Extract comments from glassdoor reviews, performing polarity analysis and topic modeling for dataset. In this work, glassdoor review dataset is used. The dataset contains different fields like date, pros, cons etc.. Change in intensity of comments for every quarter of year is calulated from the dataset and for this fields topic is also identified.
The solution is split into 4 task :
(1) Data – Cleaning
(2) Sort the dataset quarterly
(3) Polarity Analysis
(4) Topic Modeling
The dataset contains characters other than unicode. The data is cleaned by reading the characters as unicode and ignoring the non-unicode characters.
text1 = unicode(text, errors='ignore')
The dataset is sorted on the basis on date field. For each sorted date, the quarter to which the date belongs is identified and this value is added to as a new column in the dataset.
list.append(pd.Timestamp(dt.date(year,month,date)).quarter)
On each quarter wise sorted data, the polarity of pros and cons for each quarter is identified. From this output the change in intensity of the comments can be calculated.

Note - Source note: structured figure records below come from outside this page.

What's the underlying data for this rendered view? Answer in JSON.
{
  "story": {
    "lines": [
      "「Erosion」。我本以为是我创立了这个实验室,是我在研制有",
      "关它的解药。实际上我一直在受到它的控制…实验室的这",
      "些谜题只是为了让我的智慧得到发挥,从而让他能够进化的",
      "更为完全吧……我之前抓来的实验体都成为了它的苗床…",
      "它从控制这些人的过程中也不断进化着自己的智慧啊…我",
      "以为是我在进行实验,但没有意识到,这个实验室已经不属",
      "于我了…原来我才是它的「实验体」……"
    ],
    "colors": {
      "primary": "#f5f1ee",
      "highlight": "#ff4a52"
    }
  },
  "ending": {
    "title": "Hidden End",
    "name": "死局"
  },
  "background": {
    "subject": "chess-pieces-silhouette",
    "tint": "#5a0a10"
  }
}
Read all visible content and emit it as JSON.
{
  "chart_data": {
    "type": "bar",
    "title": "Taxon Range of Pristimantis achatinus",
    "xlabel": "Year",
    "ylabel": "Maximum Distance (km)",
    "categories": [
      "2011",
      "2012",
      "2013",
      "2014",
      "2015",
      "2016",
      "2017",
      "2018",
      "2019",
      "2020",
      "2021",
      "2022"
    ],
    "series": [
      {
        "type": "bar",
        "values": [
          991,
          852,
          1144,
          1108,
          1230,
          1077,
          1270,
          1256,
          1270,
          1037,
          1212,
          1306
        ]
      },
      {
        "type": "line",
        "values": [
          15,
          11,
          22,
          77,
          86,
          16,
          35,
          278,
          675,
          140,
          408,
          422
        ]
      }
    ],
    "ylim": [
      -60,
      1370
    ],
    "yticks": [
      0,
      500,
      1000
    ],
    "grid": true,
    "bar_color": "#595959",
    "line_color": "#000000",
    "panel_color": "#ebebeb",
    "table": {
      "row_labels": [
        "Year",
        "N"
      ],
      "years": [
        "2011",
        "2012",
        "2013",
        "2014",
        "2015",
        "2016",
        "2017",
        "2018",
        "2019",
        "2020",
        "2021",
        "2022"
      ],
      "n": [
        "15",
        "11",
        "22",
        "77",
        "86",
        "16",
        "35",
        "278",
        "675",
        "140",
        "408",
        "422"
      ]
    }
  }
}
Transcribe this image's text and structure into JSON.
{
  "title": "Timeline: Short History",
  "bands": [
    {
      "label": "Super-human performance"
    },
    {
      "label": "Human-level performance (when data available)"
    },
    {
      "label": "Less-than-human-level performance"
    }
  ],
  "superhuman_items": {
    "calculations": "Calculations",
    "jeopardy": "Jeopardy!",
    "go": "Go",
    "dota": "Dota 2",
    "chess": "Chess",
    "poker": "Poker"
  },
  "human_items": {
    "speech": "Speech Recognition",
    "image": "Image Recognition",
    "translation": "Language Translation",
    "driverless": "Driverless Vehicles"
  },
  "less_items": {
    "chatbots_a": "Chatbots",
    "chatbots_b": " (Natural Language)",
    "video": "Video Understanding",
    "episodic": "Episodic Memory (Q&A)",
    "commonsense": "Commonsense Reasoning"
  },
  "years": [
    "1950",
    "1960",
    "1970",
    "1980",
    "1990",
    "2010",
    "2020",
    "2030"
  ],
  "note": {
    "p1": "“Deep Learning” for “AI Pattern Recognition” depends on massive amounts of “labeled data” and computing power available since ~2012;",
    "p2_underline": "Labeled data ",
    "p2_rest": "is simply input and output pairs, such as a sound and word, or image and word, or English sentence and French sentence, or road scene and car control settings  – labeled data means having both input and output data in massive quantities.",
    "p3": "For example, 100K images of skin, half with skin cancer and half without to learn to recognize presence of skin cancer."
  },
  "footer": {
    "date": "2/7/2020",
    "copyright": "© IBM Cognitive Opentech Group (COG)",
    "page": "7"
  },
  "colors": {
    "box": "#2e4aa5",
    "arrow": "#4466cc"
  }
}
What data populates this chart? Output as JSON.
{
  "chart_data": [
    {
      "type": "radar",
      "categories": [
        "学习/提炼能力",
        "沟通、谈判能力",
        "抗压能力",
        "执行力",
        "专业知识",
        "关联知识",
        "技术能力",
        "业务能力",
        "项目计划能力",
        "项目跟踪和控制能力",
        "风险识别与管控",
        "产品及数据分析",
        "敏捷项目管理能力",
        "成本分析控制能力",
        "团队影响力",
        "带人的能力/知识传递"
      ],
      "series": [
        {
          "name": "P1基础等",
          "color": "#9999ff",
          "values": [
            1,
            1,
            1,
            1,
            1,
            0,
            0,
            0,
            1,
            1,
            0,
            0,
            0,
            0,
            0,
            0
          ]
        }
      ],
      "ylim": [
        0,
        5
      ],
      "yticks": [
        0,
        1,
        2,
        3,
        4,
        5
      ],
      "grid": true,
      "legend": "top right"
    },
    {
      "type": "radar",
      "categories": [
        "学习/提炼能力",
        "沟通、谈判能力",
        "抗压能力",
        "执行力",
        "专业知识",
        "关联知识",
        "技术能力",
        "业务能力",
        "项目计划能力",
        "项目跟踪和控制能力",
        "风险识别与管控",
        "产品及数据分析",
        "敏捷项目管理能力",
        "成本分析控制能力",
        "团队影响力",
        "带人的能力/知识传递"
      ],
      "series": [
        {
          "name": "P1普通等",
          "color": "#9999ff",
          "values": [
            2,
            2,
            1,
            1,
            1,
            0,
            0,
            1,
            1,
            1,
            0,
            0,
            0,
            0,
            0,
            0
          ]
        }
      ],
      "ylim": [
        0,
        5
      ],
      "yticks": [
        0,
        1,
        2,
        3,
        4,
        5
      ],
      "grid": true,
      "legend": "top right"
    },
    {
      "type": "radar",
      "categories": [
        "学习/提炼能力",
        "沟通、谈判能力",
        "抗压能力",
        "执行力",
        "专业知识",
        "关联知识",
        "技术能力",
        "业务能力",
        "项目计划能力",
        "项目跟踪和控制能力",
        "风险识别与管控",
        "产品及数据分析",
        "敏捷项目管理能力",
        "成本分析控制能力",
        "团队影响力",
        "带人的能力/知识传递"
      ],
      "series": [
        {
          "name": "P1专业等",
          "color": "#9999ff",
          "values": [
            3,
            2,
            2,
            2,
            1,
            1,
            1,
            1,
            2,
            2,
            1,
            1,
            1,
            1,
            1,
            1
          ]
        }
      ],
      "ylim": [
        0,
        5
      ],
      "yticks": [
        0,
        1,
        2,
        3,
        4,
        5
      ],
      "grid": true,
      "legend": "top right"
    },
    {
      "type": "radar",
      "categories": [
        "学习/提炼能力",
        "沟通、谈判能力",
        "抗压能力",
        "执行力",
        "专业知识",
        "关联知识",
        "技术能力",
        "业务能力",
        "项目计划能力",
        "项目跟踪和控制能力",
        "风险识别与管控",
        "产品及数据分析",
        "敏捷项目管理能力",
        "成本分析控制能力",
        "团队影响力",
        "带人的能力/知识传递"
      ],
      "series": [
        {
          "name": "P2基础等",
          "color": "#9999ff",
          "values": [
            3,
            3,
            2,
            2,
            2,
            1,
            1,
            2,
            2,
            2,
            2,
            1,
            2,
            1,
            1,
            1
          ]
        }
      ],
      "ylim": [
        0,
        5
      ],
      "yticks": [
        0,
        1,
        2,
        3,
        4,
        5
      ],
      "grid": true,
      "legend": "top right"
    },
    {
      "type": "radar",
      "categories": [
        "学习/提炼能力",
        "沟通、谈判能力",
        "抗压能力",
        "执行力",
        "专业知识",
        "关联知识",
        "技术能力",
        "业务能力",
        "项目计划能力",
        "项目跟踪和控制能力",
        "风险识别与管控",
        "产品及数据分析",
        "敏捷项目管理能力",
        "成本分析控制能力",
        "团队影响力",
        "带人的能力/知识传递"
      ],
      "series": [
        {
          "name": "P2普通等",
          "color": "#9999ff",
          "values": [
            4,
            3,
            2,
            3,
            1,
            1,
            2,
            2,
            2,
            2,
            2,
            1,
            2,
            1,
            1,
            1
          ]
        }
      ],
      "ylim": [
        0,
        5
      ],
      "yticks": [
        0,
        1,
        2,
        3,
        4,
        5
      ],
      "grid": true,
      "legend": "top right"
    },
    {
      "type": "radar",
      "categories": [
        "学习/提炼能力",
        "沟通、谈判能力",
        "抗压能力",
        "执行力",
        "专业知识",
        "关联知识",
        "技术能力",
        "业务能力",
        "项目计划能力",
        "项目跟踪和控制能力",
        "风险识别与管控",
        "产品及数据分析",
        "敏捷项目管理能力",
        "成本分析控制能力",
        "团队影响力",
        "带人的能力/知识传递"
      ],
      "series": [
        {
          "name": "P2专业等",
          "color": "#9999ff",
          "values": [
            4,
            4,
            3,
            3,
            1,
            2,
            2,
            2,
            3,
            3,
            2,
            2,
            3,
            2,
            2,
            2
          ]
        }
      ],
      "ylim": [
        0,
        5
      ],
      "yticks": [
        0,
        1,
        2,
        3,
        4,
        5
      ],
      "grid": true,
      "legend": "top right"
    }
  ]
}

scores = sid.polarity_scores(sentence)
The topic modeling is done on the fields title, pros and cons. Each field were taken seperately and the topic set for each field is created. Each field is preprocessed by tokenization and then using this tokens LDA modeling is performed for topic identification. LDA is performed using Genism. The topic set is set to 5 and each set contains 6 words.